Women who suffer from androgenetic alopecia, or female pattern baldness, may not be aware that there are options for treatment. Pattern baldness in women is usually experienced as diffuse thinning all over the scalp, sometimes starting at the part or on the crown of the head. This disease is hereditary and caused by the actions of hormones, specifically DHT, according to the American Hair Loss Association. There is no cure but treatments can prevent further hair loss
Alopecia is the medical term for hair loss. There are other forms of alopecia, such as alopecia areata, an autoimmune disease; traction alopecia, which is trauma to the hair follicles caused by tight hairstyles; telogen effluvium, caused by severe stress; and anagen effluvium, chemically induced alopecia. Some of these are only temporary hair loss but not all of them.
Even anagen effluvium isn’t always temporary as expected. Some chemotherapy drugs such as Taxotere, used to treat many women with breast cancer, have been found to have the risk of permanent hair loss, damaging the hair follicles so that treatments cannot repair the damage that’s been done.
But treatment can benefit some women struggling with hair loss that hasn’t been caused by chemotherapy. Women with pattern baldness might benefit from using a dome laser device, which is one option for treatment. Results of a recent study of one such device published in Dermatologic Surgery looked promising — both safe and effective, according to Healio.
Researchers conducted a 17-week study of active laser treatment applied for 30 minutes a day every other day. They used a low-level diode laser dome, which has the appearance of a sports hat but is equipped with 272 5-mW diode lasers. Forty-four healthy women between the ages of 18 and 60 volunteered to participate in the study knowing they would either receive the laser treatment or a placebo. At the end of the 17 weeks of self treatment the researchers were able to analyse results of 40 of the patients, 19 from the active treatment group and 21 who had used the placebo, known as the “sham device.”

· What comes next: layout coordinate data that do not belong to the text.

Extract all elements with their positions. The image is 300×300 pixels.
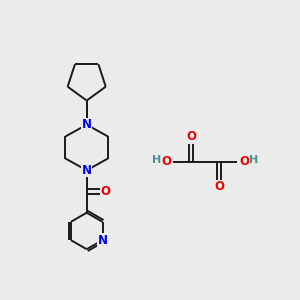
Text: O: O [239,155,249,168]
Text: O: O [101,185,111,198]
Text: N: N [82,118,92,131]
Text: N: N [98,234,107,247]
Text: N: N [82,164,92,177]
Text: O: O [186,130,196,143]
Text: H: H [152,155,161,165]
Text: O: O [214,180,224,193]
Text: H: H [249,155,259,165]
Text: O: O [161,155,171,168]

Healio reports that the researchers found no adverse events in either group and a 51 percent increase in hair counts in the group that received the low-level diode laser treatment compared to those who used the placebo.

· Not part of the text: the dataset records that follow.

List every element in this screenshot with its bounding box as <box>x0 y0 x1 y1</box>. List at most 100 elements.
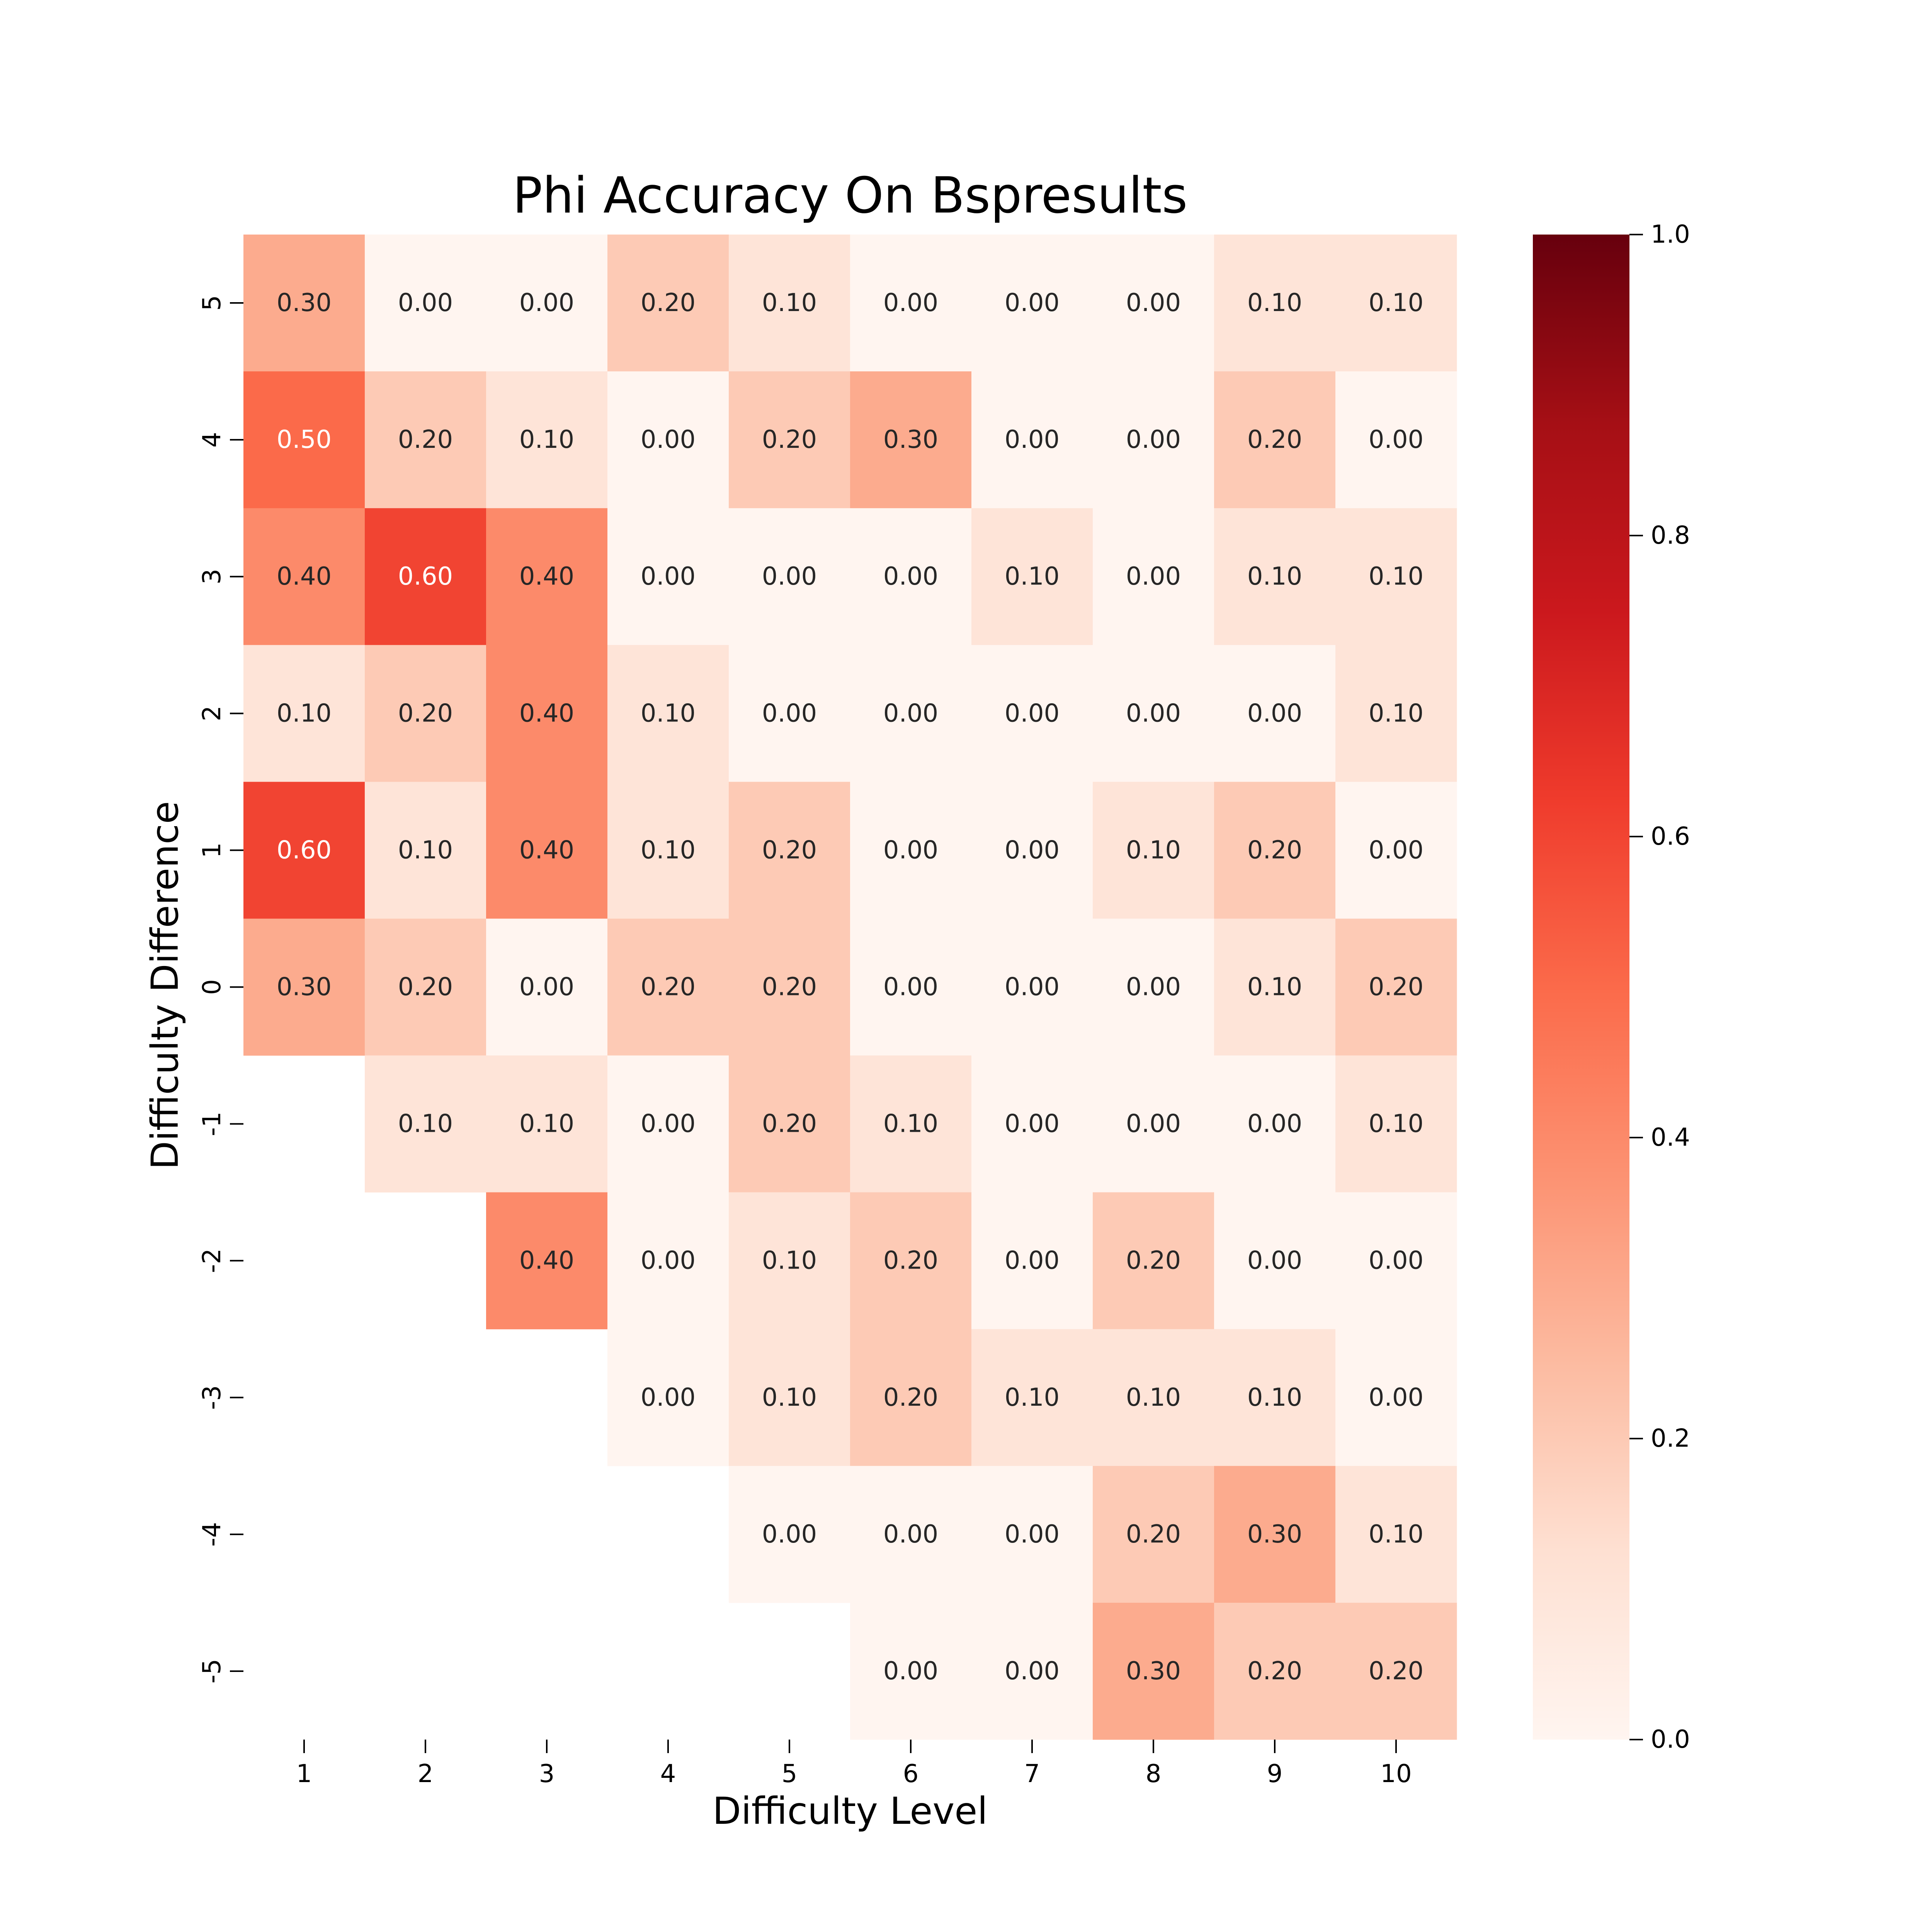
heatmap-cell <box>729 1466 850 1603</box>
cell-value-label: 0.20 <box>641 289 696 317</box>
cell-value-label: 0.00 <box>1247 699 1303 728</box>
heatmap-cell <box>971 1466 1093 1603</box>
cell-value-label: 0.00 <box>1247 1247 1303 1275</box>
heatmap-cell <box>1214 918 1336 1056</box>
heatmap-cell <box>607 918 729 1056</box>
heatmap-cell <box>971 918 1093 1056</box>
x-tick-label: 10 <box>1380 1760 1412 1788</box>
heatmap-cell <box>243 508 365 645</box>
cell-value-label: 0.00 <box>883 973 939 1002</box>
cell-value-label: 0.00 <box>641 562 696 591</box>
heatmap-cell <box>1093 508 1214 645</box>
heatmap-cell <box>607 1192 729 1330</box>
cell-value-label: 0.10 <box>762 1247 817 1275</box>
heatmap-cell <box>850 508 972 645</box>
heatmap-cell <box>1335 1329 1457 1466</box>
heatmap-cell <box>850 235 972 372</box>
x-tick-label: 5 <box>782 1760 798 1788</box>
cell-value-label: 0.00 <box>1369 1383 1424 1412</box>
heatmap-cell <box>486 1192 608 1330</box>
heatmap-cell <box>971 508 1093 645</box>
heatmap-cell <box>607 782 729 919</box>
heatmap-cell <box>486 235 608 372</box>
heatmap-cell <box>729 782 850 919</box>
cell-value-label: 0.30 <box>1247 1520 1303 1549</box>
chart-title: Phi Accuracy On Bspresults <box>513 167 1188 224</box>
cell-value-label: 0.40 <box>519 836 575 864</box>
heatmap-cell <box>243 645 365 782</box>
heatmap-cell <box>486 782 608 919</box>
colorbar-tick-label: 0.8 <box>1651 521 1690 550</box>
cell-value-label: 0.20 <box>1126 1247 1181 1275</box>
cell-value-label: 0.00 <box>762 562 817 591</box>
heatmap-cell <box>1335 1055 1457 1193</box>
cell-value-label: 0.20 <box>1247 425 1303 454</box>
heatmap-cell <box>729 1055 850 1193</box>
cell-value-label: 0.10 <box>1369 1110 1424 1138</box>
heatmap-cell <box>486 371 608 509</box>
heatmap-cell <box>486 645 608 782</box>
heatmap-cell <box>1335 1466 1457 1603</box>
colorbar-tick-label: 0.4 <box>1651 1123 1690 1152</box>
cell-value-label: 0.20 <box>1369 1657 1424 1685</box>
heatmap-cell <box>365 782 486 919</box>
y-tick-label: -1 <box>198 1112 226 1136</box>
heatmap-cell <box>1214 1602 1336 1740</box>
cell-value-label: 0.20 <box>1369 973 1424 1002</box>
cell-value-label: 0.00 <box>1247 1110 1303 1138</box>
cell-value-label: 0.10 <box>1126 1383 1181 1412</box>
heatmap-cell <box>243 782 365 919</box>
cell-value-label: 0.10 <box>762 289 817 317</box>
cell-value-label: 0.10 <box>641 699 696 728</box>
heatmap-cell <box>850 1329 972 1466</box>
x-tick-label: 4 <box>660 1760 676 1788</box>
y-tick-label: 0 <box>198 979 226 995</box>
cell-value-label: 0.20 <box>1126 1520 1181 1549</box>
cell-value-label: 0.50 <box>277 425 332 454</box>
cell-value-label: 0.00 <box>1126 562 1181 591</box>
heatmap-cell <box>1093 782 1214 919</box>
heatmap-cell <box>971 1329 1093 1466</box>
cell-value-label: 0.00 <box>1005 1110 1060 1138</box>
x-axis-label: Difficulty Level <box>713 1789 988 1833</box>
cell-value-label: 0.00 <box>883 1657 939 1685</box>
cell-value-label: 0.00 <box>1126 1110 1181 1138</box>
y-tick-label: -3 <box>198 1385 226 1410</box>
cell-value-label: 0.00 <box>1126 973 1181 1002</box>
heatmap-cell <box>365 371 486 509</box>
heatmap-cell <box>729 235 850 372</box>
colorbar-tick-label: 0.2 <box>1651 1424 1690 1453</box>
cell-value-label: 0.10 <box>1247 973 1303 1002</box>
cell-value-label: 0.10 <box>519 1110 575 1138</box>
cell-value-label: 0.20 <box>398 699 453 728</box>
heatmap-cell <box>1214 508 1336 645</box>
heatmap-cell <box>243 235 365 372</box>
heatmap-cell <box>486 1055 608 1193</box>
heatmap-cell <box>1214 782 1336 919</box>
cell-value-label: 0.20 <box>641 973 696 1002</box>
heatmap-cell <box>729 508 850 645</box>
heatmap-cell <box>1335 508 1457 645</box>
heatmap-cell <box>850 918 972 1056</box>
heatmap-cell <box>850 645 972 782</box>
cell-value-label: 0.10 <box>277 699 332 728</box>
heatmap-cell <box>243 371 365 509</box>
colorbar <box>1533 235 1629 1740</box>
cell-value-label: 0.00 <box>883 836 939 864</box>
cell-value-label: 0.20 <box>1247 1657 1303 1685</box>
heatmap-cell <box>365 645 486 782</box>
cell-value-label: 0.10 <box>1247 562 1303 591</box>
y-tick-label: 1 <box>198 842 226 858</box>
heatmap-cell <box>729 371 850 509</box>
y-tick-label: 4 <box>198 432 226 448</box>
heatmap-cell <box>486 508 608 645</box>
cell-value-label: 0.10 <box>1369 562 1424 591</box>
heatmap-cell <box>1335 371 1457 509</box>
cell-value-label: 0.10 <box>1369 1520 1424 1549</box>
heatmap-cell <box>1335 1602 1457 1740</box>
cell-value-label: 0.00 <box>883 289 939 317</box>
heatmap-cell <box>1093 235 1214 372</box>
heatmap-cell <box>1214 645 1336 782</box>
heatmap-cell <box>1214 1055 1336 1193</box>
cell-value-label: 0.10 <box>1247 289 1303 317</box>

“The study demonstrates that low-level laser treatment of the scalp every other day for 17 weeks using the dome laser device is a safe and effective treatment of androgenetic alopecia in healthy females between the ages of 18 to 60 with Fitzpatrick skin types I to IV and Ludwig-Savin Baldness Scale I-2 to II-2 baldness patterns,” the researchers concluded. “These results suggest that the emerging technology of low-level laser therapy may play a potentially significant role in health care providers’ armamentarium for the disease [androgenetic alopecia].”